Holoplot puts perspective on Hockney show
Friday, 17 March 2023
hockneyDavid Hockney - Bigger and Closer
UK - At first glance an inconspicuous cuboid venue, Lightroom presents a blank canvas set to host a varied programme of original creative content. The opening show DAVID HOCKNEY: BIGGER & CLOSER (not smaller and further away) is set to be the first in a series of exhibitions, created in collaboration with leading artists and innovators.
The Hockney show features a specially created score written by American contemporary composer Nico Muhly and sound design by Olivier and Tony award-winning sound designer Gareth Fry. Lightroom’s sound system is supplied by Berlin-based pro audio company Holoplot’s revolutionary X1 Matrix Array and was installed by Creative Technology.
Four and a half years in the making, Lightroom was conceived by award-winning design studio and production company, 59 Productions, and is a joint venture between them and London Theatre Company, the creative engine behind the Bridge Theatre. The Bigger & Closer exhibition allows the audience to enter into Hockney’s thought process and creative motivation, generating new perspectives on some of his most well-known, as well as more recent works.
“We’ve produced many large-scale projection mapping shows, exhibitions, and theatre shows, but we’ve never had our own space,” says Lightroom CEO, Richard Slaney, the former CEO of 59 Productions. “With immersive shows cropping up all over, we wanted to do something different. Hockney was top of our list of artists, so we emailed him to see if he was interested. Not only did he say yes, but he’s dedicated the last three years to the project. The idea of working with him was ours, but the show itself is entirely his creation.
“It’s hard to imagine from the outside, but the basement itself is 14m deep, allowing us to get projections up to 11m high. During the test phase, David came and sat next to us and talked to us about how he’d made the artworks and the stories behind them. It was then we realised this was the show we were meant to create. You want David on your shoulder, his voice in your ear, guiding you through his work.

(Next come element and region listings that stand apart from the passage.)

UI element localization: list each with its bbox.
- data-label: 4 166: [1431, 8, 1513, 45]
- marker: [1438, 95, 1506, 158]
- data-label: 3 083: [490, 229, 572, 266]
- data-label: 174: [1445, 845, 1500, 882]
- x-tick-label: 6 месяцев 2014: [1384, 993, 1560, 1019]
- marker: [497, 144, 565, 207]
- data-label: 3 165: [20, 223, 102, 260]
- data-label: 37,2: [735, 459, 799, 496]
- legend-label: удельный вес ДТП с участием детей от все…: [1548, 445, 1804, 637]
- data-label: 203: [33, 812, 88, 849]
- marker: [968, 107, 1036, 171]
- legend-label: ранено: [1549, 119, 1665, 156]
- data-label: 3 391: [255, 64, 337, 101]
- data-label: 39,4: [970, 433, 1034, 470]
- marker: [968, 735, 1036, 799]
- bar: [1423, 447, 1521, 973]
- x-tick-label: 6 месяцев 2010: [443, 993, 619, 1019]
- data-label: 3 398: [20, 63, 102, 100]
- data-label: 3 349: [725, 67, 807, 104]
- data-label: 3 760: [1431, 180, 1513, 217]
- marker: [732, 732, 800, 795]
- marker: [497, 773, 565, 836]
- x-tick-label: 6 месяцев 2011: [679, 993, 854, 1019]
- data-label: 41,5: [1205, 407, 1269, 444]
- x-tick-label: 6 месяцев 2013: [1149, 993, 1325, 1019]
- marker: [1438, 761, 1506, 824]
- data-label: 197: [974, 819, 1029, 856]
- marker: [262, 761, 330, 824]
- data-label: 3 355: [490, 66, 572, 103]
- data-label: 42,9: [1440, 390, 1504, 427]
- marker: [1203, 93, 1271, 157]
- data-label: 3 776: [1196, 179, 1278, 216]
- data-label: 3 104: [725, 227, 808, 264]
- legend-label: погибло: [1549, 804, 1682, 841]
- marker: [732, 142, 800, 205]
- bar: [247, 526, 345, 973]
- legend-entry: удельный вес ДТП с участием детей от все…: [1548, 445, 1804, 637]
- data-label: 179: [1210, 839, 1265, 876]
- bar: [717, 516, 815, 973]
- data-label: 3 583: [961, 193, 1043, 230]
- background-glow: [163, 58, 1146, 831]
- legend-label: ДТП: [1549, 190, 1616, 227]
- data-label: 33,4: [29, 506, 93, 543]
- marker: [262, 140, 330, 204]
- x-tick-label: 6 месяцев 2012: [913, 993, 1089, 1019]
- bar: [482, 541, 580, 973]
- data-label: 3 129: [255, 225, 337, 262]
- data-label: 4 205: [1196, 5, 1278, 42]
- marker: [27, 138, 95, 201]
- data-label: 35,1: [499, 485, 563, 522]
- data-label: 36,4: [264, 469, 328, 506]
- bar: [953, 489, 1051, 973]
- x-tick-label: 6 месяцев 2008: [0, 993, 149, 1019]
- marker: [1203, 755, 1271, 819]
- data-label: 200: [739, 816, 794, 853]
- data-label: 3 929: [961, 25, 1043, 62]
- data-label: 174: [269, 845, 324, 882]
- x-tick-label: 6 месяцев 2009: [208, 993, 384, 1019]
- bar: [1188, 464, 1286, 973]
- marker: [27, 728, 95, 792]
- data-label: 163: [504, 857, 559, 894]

The harmonious marriage of David’s voice and Nico’s beautiful soundtrack were the two core elements, accompanied by some subtle sound effects that truly underscore the importance of audio in this unique production.”
Looking for a suitable audio solution that could turn Lightroom’s ambitious concrete structure into a smooth sounding gallery space without compromising the 360-degree visuals, the team quickly realised that conventional loudspeaker solutions would need multiple wall cavities or mounting positions on all four walls to achieve the desired immersive effects.
“The initial brief was to consider a sound system for Lightroom that would provide good sound coverage, and also not bother the neighbours in the office above the main space,” says Fry, who has a long association with both 59 Productions and the London Theatre Company. “It had to be essentially invisible so that all four walls of highly reflective concrete could be an unhindered projection surface from floor to ceiling. It was an immense challenge because as built, the space has a reverb time of over six seconds and there is very audible background noise of projector fans. All of this is the natural enemy of intelligible sound.”
Fry’s initial design was a traditional point source-based sound system, with speakers hidden in multiple alcoves around the space. “But I wasn’t happy,” he recalls. “It didn’t feel like it was going to end up sounding very good with very uneven coverage. That bugged me for months after I’d submitted the final design. But every time I looked for an alternative, I couldn’t find one that met the brief. Then I went to an early demo of Holoplot. I knew instantly that this could be the solution to all our problems.”
Fry suggested Holoplot and a system design that only required two positions within the room, yet delivered more creative tools that could be used to generate immersive effects. The system not only provided the answer for the current exhibit but also paved the way for future shows.
“There are many things Holoplot can do that I’ve never heard any other speaker system do. It has a bunch of magic tricks up its sleeves. But first and foremost, it gave us a sound system that could provide intelligible sound with very even coverage in a highly reverberant space. For that alone it was worth its considerable weight in gold!” he exclaims.
The final system design consists of two Holoplot X1 arrays at either end of the room. Each array comprises four X1 Modul 96s and four X1 Modul 80-S, embedded and entirely hidden within predefined wall cavities, each at a different height. The acoustic centre of the east array is at 4.61m and for the West Array at 6.66m. A traditional audio solution, with sources facing each other, would have created phase issues and spill between the sources.
“The biggest challenge for the installation was getting the speakers into position,” explains Jack Strong, Creative Technology business development (integrations). “But with specially designed dollies to help manoeuvre the cabinets, an experienced team and good planning, everything went smoothly. And now the system is in place, any adjustments needed for future projects can be done via Holoplot’s software, dispensing with the need for mechanical steering or for additional cabinets to be added, which is a huge advantage.”